The USPTO was required to respond to decide in six months whether it would review the patent and make a ruling on whether or not to cancel the patent in 12 months. DEF chief legal officer Amanda Tuminelli said in a statement provided to Cointelegraph:
“As a result of our settlement with TRS, TRS will dismiss the legal proceedings against MakerDAO and Compound Protocol. […] As we said when we first brought our petition to invalidate the patent, offensive patenting is antithetical to the ethos of open-source software development.”

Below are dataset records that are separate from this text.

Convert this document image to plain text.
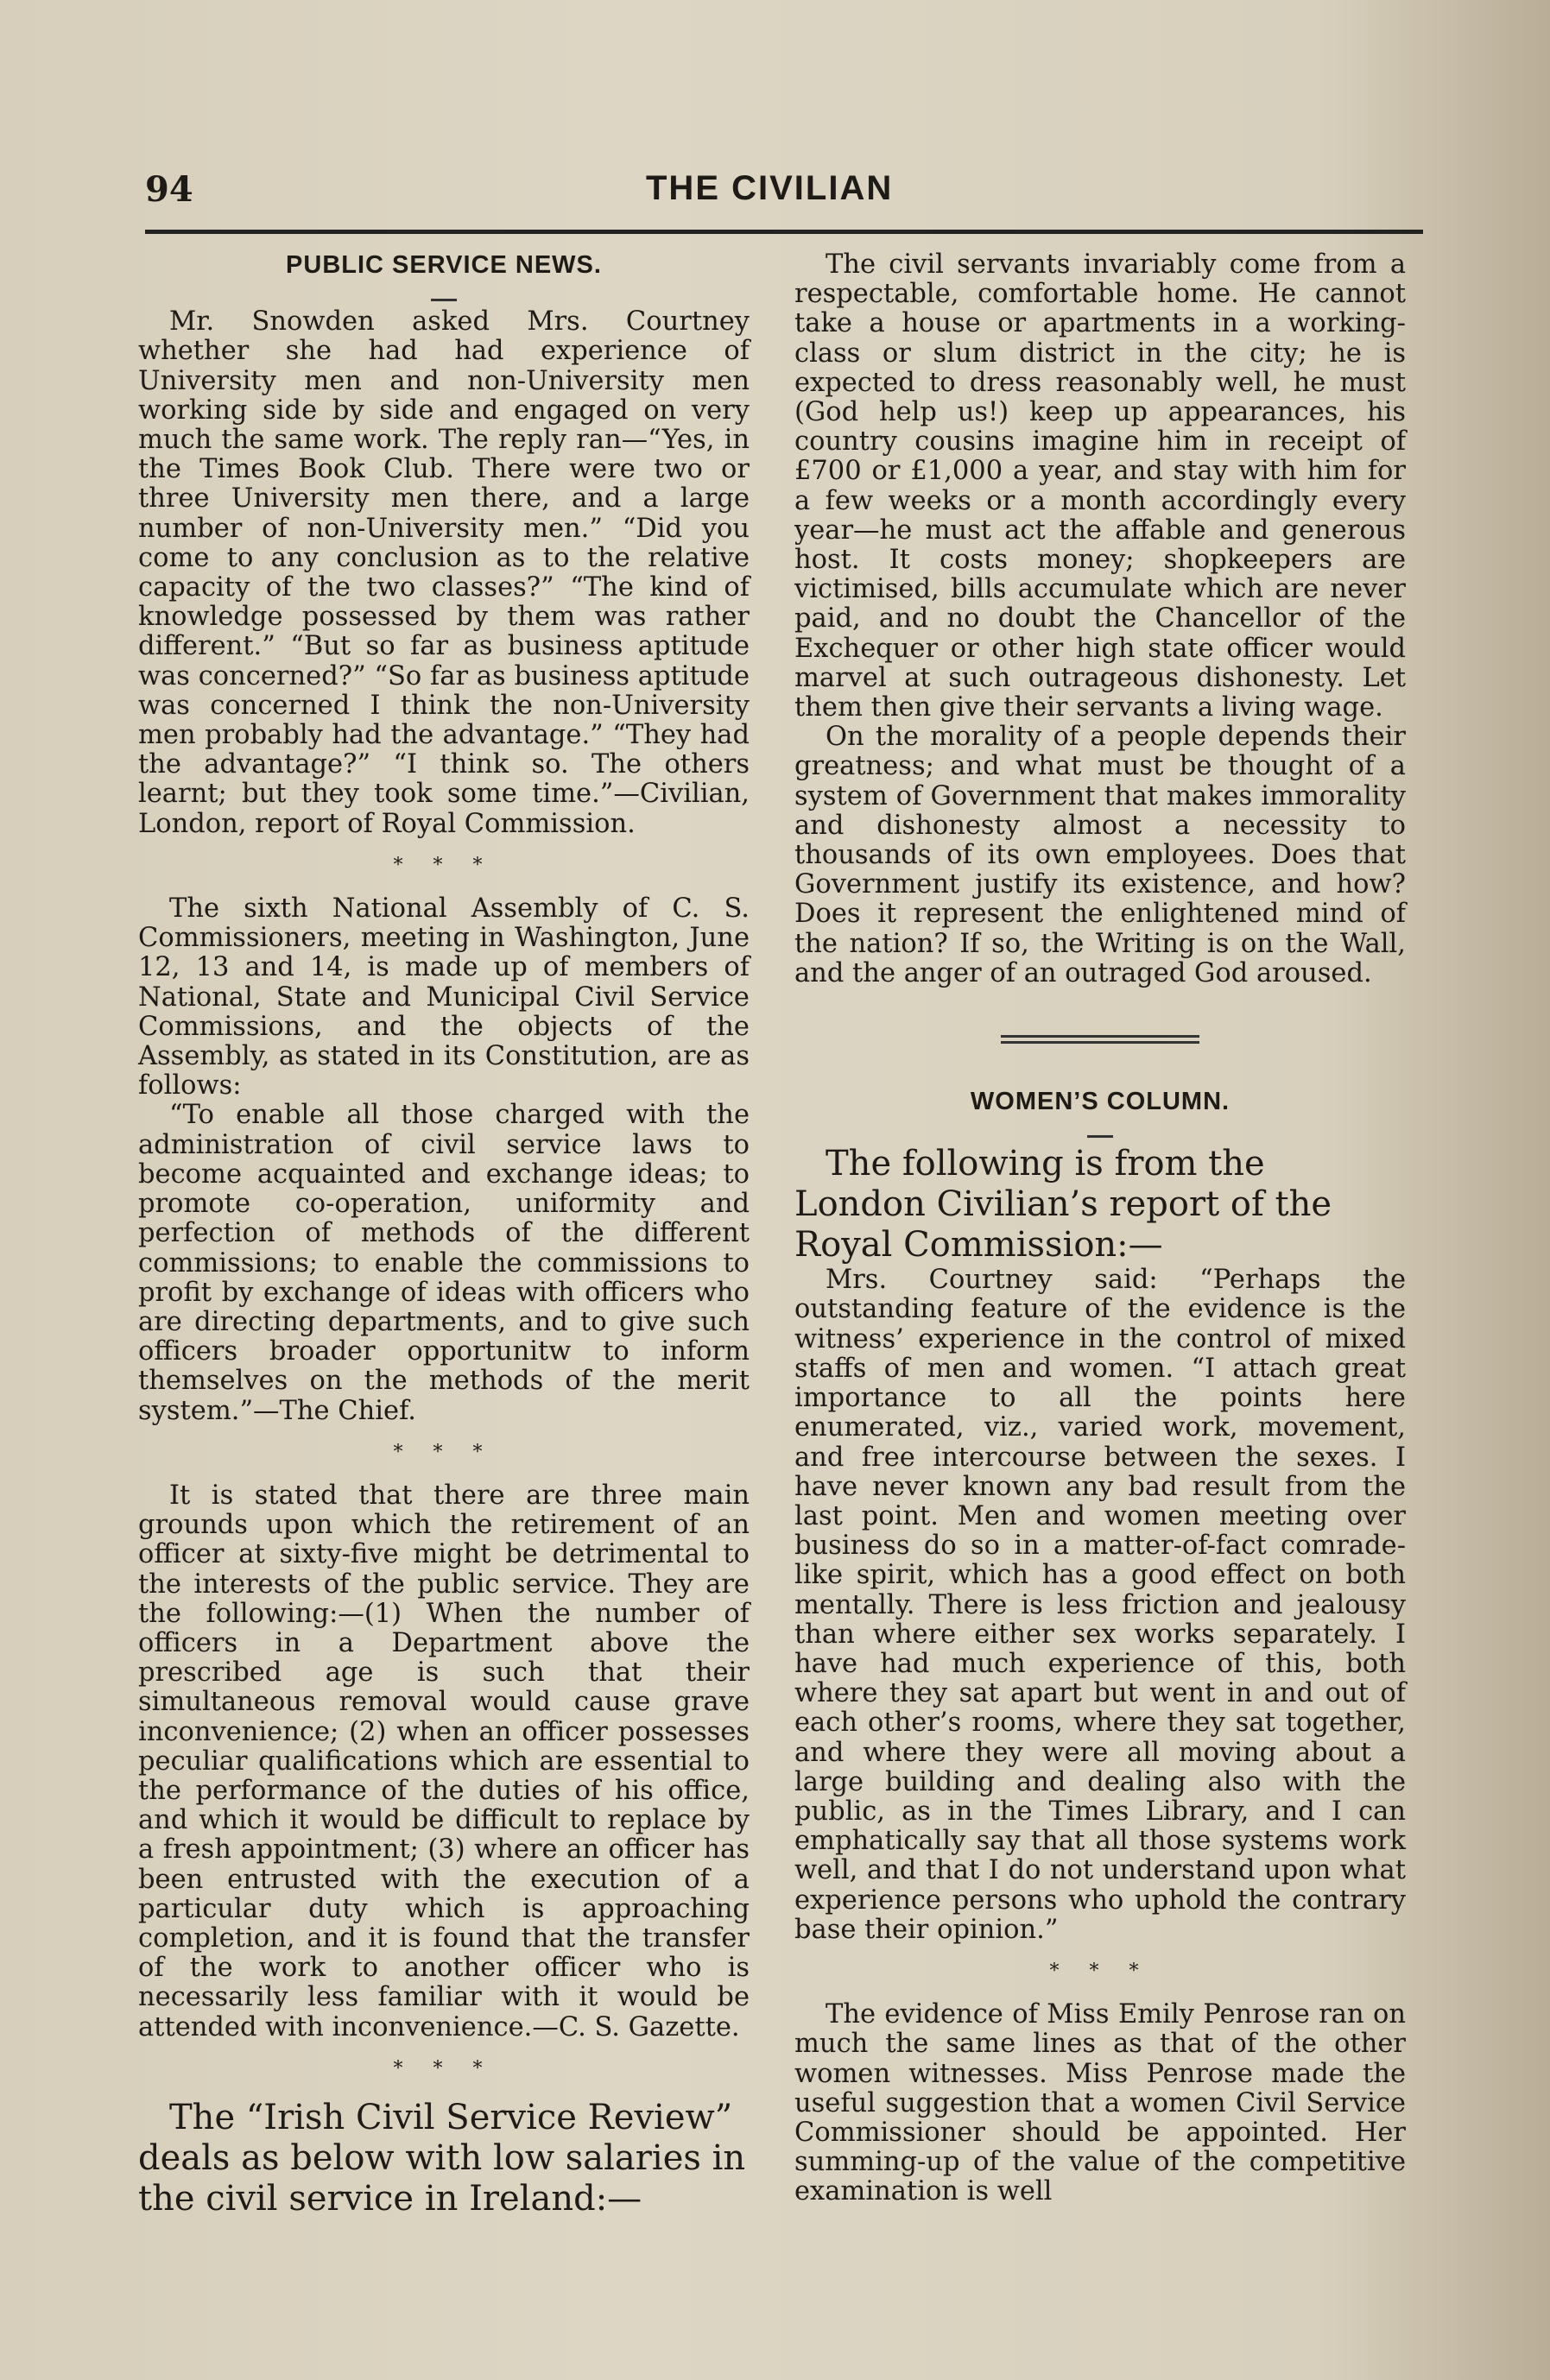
94	THE CIVILIAN
PUBLIC SERVICE NEWS.

Mr. Snowden asked Mrs. Courtney whether she had had experience of University men and non-University men working side by side and engaged on very much the same work. The reply ran—“Yes, in the Times Book Club. There were two or three University men there, and a large number of non-University men.” “Did you come to any conclusion as to the relative capacity of the two classes?” “The kind of knowledge possessed by them was rather different.” “But so far as business aptitude was concerned?” “So far as business aptitude was concerned I think the non-University men probably had the advantage.” “They had the advantage?” “I think so. The others learnt; but they took some time.”—Civilian, London, report of Royal Commission.

* * *

The sixth National Assembly of C. S. Commissioners, meeting in Washington, June 12, 13 and 14, is made up of members of National, State and Municipal Civil Service Commissions, and the objects of the Assembly, as stated in its Constitution, are as follows:

“To enable all those charged with the administration of civil service laws to become acquainted and exchange ideas; to promote co-operation, uniformity and perfection of methods of the different commissions; to enable the commissions to profit by exchange of ideas with officers who are directing departments, and to give such officers broader opportunitw to inform themselves on the methods of the merit system.”—The Chief.

* * *

It is stated that there are three main grounds upon which the retirement of an officer at sixty-five might be detrimental to the interests of the public service. They are the following:—(1) When the number of officers in a Department above the prescribed age is such that their simultaneous removal would cause grave inconvenience; (2) when an officer possesses peculiar qualifications which are essential to the performance of the duties of his office, and which it would be difficult to replace by a fresh appointment; (3) where an officer has been entrusted with the execution of a particular duty which is approaching completion, and it is found that the transfer of the work to another officer who is necessarily less familiar with it would be attended with inconvenience.—C. S. Gazette.

* * *

The “Irish Civil Service Review” deals as below with low salaries in the civil service in Ireland:—

The civil servants invariably come from a respectable, comfortable home. He cannot take a house or apartments in a working-class or slum district in the city; he is expected to dress reasonably well, he must (God help us!) keep up appearances, his country cousins imagine him in receipt of £700 or £1,000 a year, and stay with him for a few weeks or a month accordingly every year—he must act the affable and generous host. It costs money; shopkeepers are victimised, bills accumulate which are never paid, and no doubt the Chancellor of the Exchequer or other high state officer would marvel at such outrageous dishonesty. Let them then give their servants a living wage.

On the morality of a people depends their greatness; and what must be thought of a system of Government that makes immorality and dishonesty almost a necessity to thousands of its own employees. Does that Government justify its existence, and how? Does it represent the enlightened mind of the nation? If so, the Writing is on the Wall, and the anger of an outraged God aroused.

WOMEN’S COLUMN.

The following is from the London Civilian’s report of the Royal Commission:—

Mrs. Courtney said: “Perhaps the outstanding feature of the evidence is the witness’ experience in the control of mixed staffs of men and women. “I attach great importance to all the points here enumerated, viz., varied work, movement, and free intercourse between the sexes. I have never known any bad result from the last point. Men and women meeting over business do so in a matter-of-fact comrade-like spirit, which has a good effect on both mentally. There is less friction and jealousy than where either sex works separately. I have had much experience of this, both where they sat apart but went in and out of each other’s rooms, where they sat together, and where they were all moving about a large building and dealing also with the public, as in the Times Library, and I can emphatically say that all those systems work well, and that I do not understand upon what experience persons who uphold the contrary base their opinion.”

* * *

The evidence of Miss Emily Penrose ran on much the same lines as that of the other women witnesses. Miss Penrose made the useful suggestion that a women Civil Service Commissioner should be appointed. Her summing-up of the value of the competitive examination is well
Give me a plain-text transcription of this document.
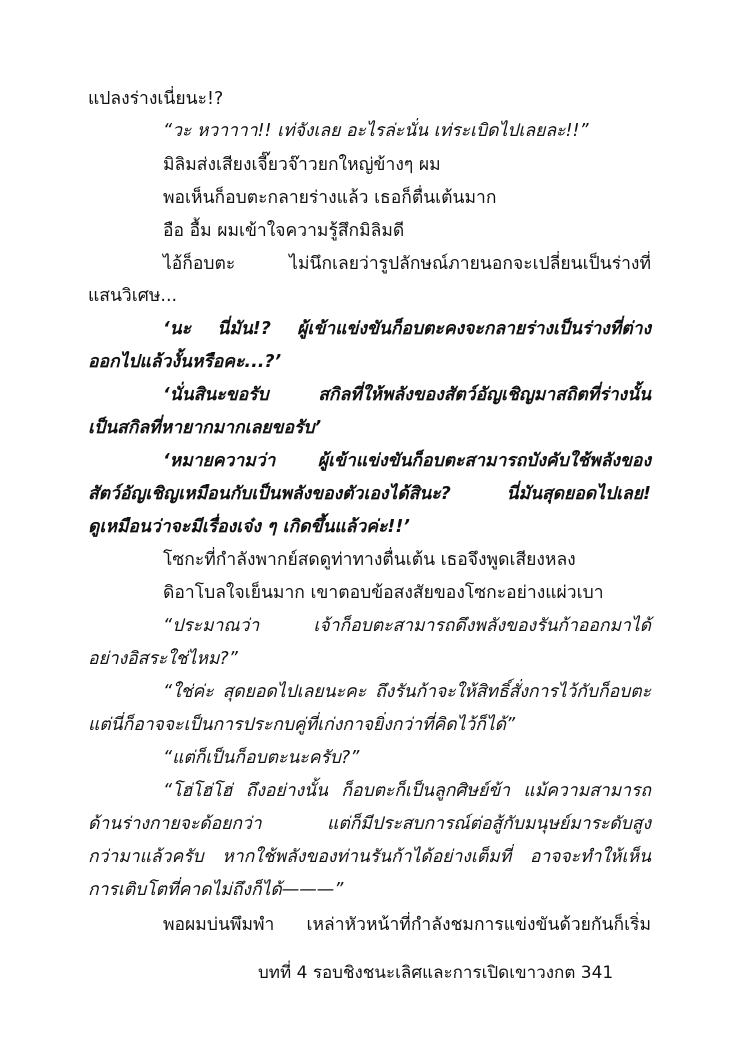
แปลงร่างเนี่ยนะ!?
“วะ หวาาาา!! เท่จังเลย อะไรล่ะนั่น เท่ระเบิดไปเลยละ!!”
มิลิมส่งเสียงเจี๊ยวจ๊าวยกใหญ่ข้างๆ ผม
พอเห็นก็อบตะกลายร่างแล้ว เธอก็ตื่นเต้นมาก
อือ อื้ม ผมเข้าใจความรู้สึกมิลิมดี
ไอ้ก็อบตะ ไม่นึกเลยว่ารูปลักษณ์ภายนอกจะเปลี่ยนเป็นร่างที่
แสนวิเศษ...
‘นะ นี่มัน!? ผู้เข้าแข่งขันก็อบตะคงจะกลายร่างเป็นร่างที่ต่าง
ออกไปแล้วงั้นหรือคะ...?’
‘นั่นสินะขอรับ สกิลที่ให้พลังของสัตว์อัญเชิญมาสถิตที่ร่างนั้น
เป็นสกิลที่หายากมากเลยขอรับ’
‘หมายความว่า ผู้เข้าแข่งขันก็อบตะสามารถบังคับใช้พลังของ
สัตว์อัญเชิญเหมือนกับเป็นพลังของตัวเองได้สินะ? นี่มันสุดยอดไปเลย!
ดูเหมือนว่าจะมีเรื่องเจ๋ง ๆ เกิดขึ้นแล้วค่ะ!!’
โซกะที่กำลังพากย์สดดูท่าทางตื่นเต้น เธอจึงพูดเสียงหลง
ดิอาโบลใจเย็นมาก เขาตอบข้อสงสัยของโซกะอย่างแผ่วเบา
“ประมาณว่า เจ้าก็อบตะสามารถดึงพลังของรันก้าออกมาได้
อย่างอิสระใช่ไหม?”
“ใช่ค่ะ สุดยอดไปเลยนะคะ ถึงรันก้าจะให้สิทธิ์สั่งการไว้กับก็อบตะ
แต่นี่ก็อาจจะเป็นการประกบคู่ที่เก่งกาจยิ่งกว่าที่คิดไว้ก็ได้”
“แต่ก็เป็นก็อบตะนะครับ?”
“โฮ่โฮ่โฮ่ ถึงอย่างนั้น ก็อบตะก็เป็นลูกศิษย์ข้า แม้ความสามารถ
ด้านร่างกายจะด้อยกว่า แต่ก็มีประสบการณ์ต่อสู้กับมนุษย์มาระดับสูง
กว่ามาแล้วครับ หากใช้พลังของท่านรันก้าได้อย่างเต็มที่ อาจจะทำให้เห็น
การเติบโตที่คาดไม่ถึงก็ได้———”
พอผมบ่นพึมพำ เหล่าหัวหน้าที่กำลังชมการแข่งขันด้วยกันก็เริ่ม
บทที่ 4 รอบชิงชนะเลิศและการเปิดเขาวงกต 341
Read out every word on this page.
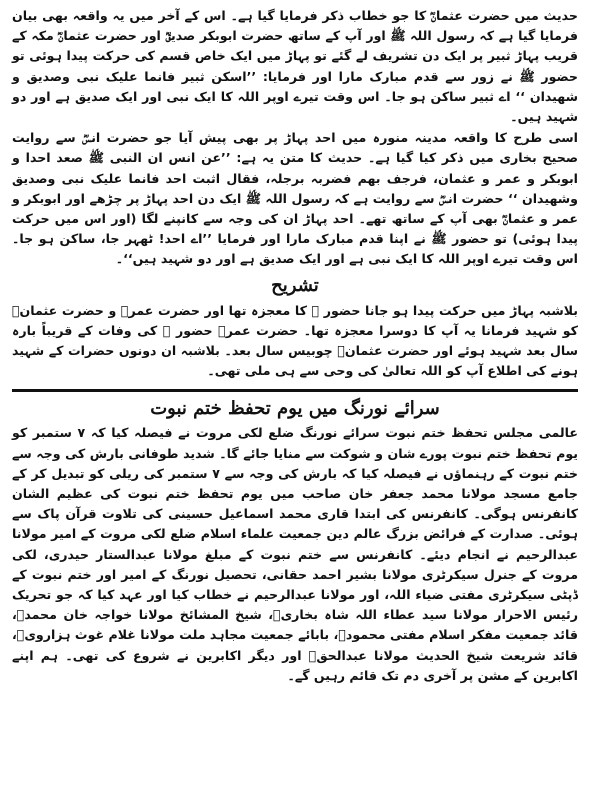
حدیث میں حضرت عثمانؓ کا جو خطاب ذکر فرمایا گیا ہے۔ اس کے آخر میں یہ واقعہ بھی بیان فرمایا گیا ہے کہ رسول اللہ ﷺ اور آپ کے ساتھ حضرت ابوبکر صدیقؓ اور حضرت عثمانؓ مکہ کے قریب پہاڑ ثبیر پر ایک دن تشریف لے گئے تو پہاڑ میں ایک خاص قسم کی حرکت پیدا ہوئی تو حضور ﷺ نے زور سے قدم مبارک مارا اور فرمایا: ’’اسکن ثبیر فانما علیک نبی وصدیق و شھیدان ‘‘ اے ثبیر ساکن ہو جا۔ اس وقت تیرے اوپر اللہ کا ایک نبی اور ایک صدیق ہے اور دو شہید ہیں۔

اسی طرح کا واقعہ مدینہ منورہ میں احد پہاڑ پر بھی پیش آیا جو حضرت انسؓ سے روایت صحیح بخاری میں ذکر کیا گیا ہے۔ حدیث کا متن یہ ہے: ’’عن انس ان النبی ﷺ صعد احدا و ابوبکر و عمر و عثمان، فرجف بھم فضربہ برجلہ، فقال اثبت احد فانما علیک نبی وصدیق وشھیدان ‘‘ حضرت انسؓ سے روایت ہے کہ رسول اللہ ﷺ ایک دن احد پہاڑ پر چڑھے اور ابوبکر و عمر و عثمانؓ بھی آپ کے ساتھ تھے۔ احد پہاڑ ان کی وجہ سے کانپنے لگا (اور اس میں حرکت پیدا ہوئی) تو حضور ﷺ نے اپنا قدم مبارک مارا اور فرمایا ’’اے احد! ٹھہر جا، ساکن ہو جا۔ اس وقت تیرے اوپر اللہ کا ایک نبی ہے اور ایک صدیق ہے اور دو شہید ہیں‘‘۔

تشریح

بلاشبہ پہاڑ میں حرکت پیدا ہو جانا حضور ﷺ کا معجزہ تھا اور حضرت عمرؓ و حضرت عثمانؓ کو شہید فرمانا یہ آپ کا دوسرا معجزہ تھا۔ حضرت عمرؓ حضور ﷺ کی وفات کے قریباً بارہ سال بعد شہید ہوئے اور حضرت عثمانؓ چوبیس سال بعد۔ بلاشبہ ان دونوں حضرات کے شہید ہونے کی اطلاع آپ کو اللہ تعالیٰ کی وحی سے ہی ملی تھی۔

سرائے نورنگ میں یوم تحفظ ختم نبوت

عالمی مجلس تحفظ ختم نبوت سرائے نورنگ ضلع لکی مروت نے فیصلہ کیا کہ ۷ ستمبر کو یوم تحفظ ختم نبوت پورے شان و شوکت سے منایا جائے گا۔ شدید طوفانی بارش کی وجہ سے ختم نبوت کے رہنماؤں نے فیصلہ کیا کہ بارش کی وجہ سے ۷ ستمبر کی ریلی کو تبدیل کر کے جامع مسجد مولانا محمد جعفر خان صاحب میں یوم تحفظ ختم نبوت کی عظیم الشان کانفرنس ہوگی۔ کانفرنس کی ابتدا قاری محمد اسماعیل حسینی کی تلاوت قرآن پاک سے ہوئی۔ صدارت کے فرائض بزرگ عالم دین جمعیت علماء اسلام ضلع لکی مروت کے امیر مولانا عبدالرحیم نے انجام دیئے۔ کانفرنس سے ختم نبوت کے مبلغ مولانا عبدالستار حیدری، لکی مروت کے جنرل سیکرٹری مولانا بشیر احمد حقانی، تحصیل نورنگ کے امیر اور ختم نبوت کے ڈپٹی سیکرٹری مفتی ضیاء اللہ، اور مولانا عبدالرحیم نے خطاب کیا اور عہد کیا کہ جو تحریک رئیس الاحرار مولانا سید عطاء اللہ شاہ بخاریؒ، شیخ المشائخ مولانا خواجہ خان محمدؒ، قائد جمعیت مفکر اسلام مفتی محمودؒ، بابائے جمعیت مجاہد ملت مولانا غلام غوث ہزارویؒ، قائد شریعت شیخ الحدیث مولانا عبدالحقؒ اور دیگر اکابرین نے شروع کی تھی۔ ہم اپنے اکابرین کے مشن پر آخری دم تک قائم رہیں گے۔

TRS filed complaints against MakerDAO and Compound Protocol in October 2022, demanding payment of damages from patent infringement and enjoining the DAOs from future use of the subject matter TRS claims. The patent purchase resolves the suits.
Trying to profit off a patent
Tuminelli said in a September X post that “TRS’s goal was to name defendants who could not answer the complaint so TRS could get a default judgment and then try to enforce that judgment against token holders. […] Patent trolls pick targets that either can’t challenge them in court or don’t have the resources to do so.”
TRS had attempted to sell the patent as a non-fungible token (NFT) on OpenSea in November 2021. It was believed to be the first time a patent had been tokenized. However, it did not find a buyer. TRS asked 2,250 Ether (ETH) for the NFT and rejected the single offer it received for it, which was for 0.69 ETH.
TRS’s website was offline at the time of writing. TRS founder Jack Fonss died in March.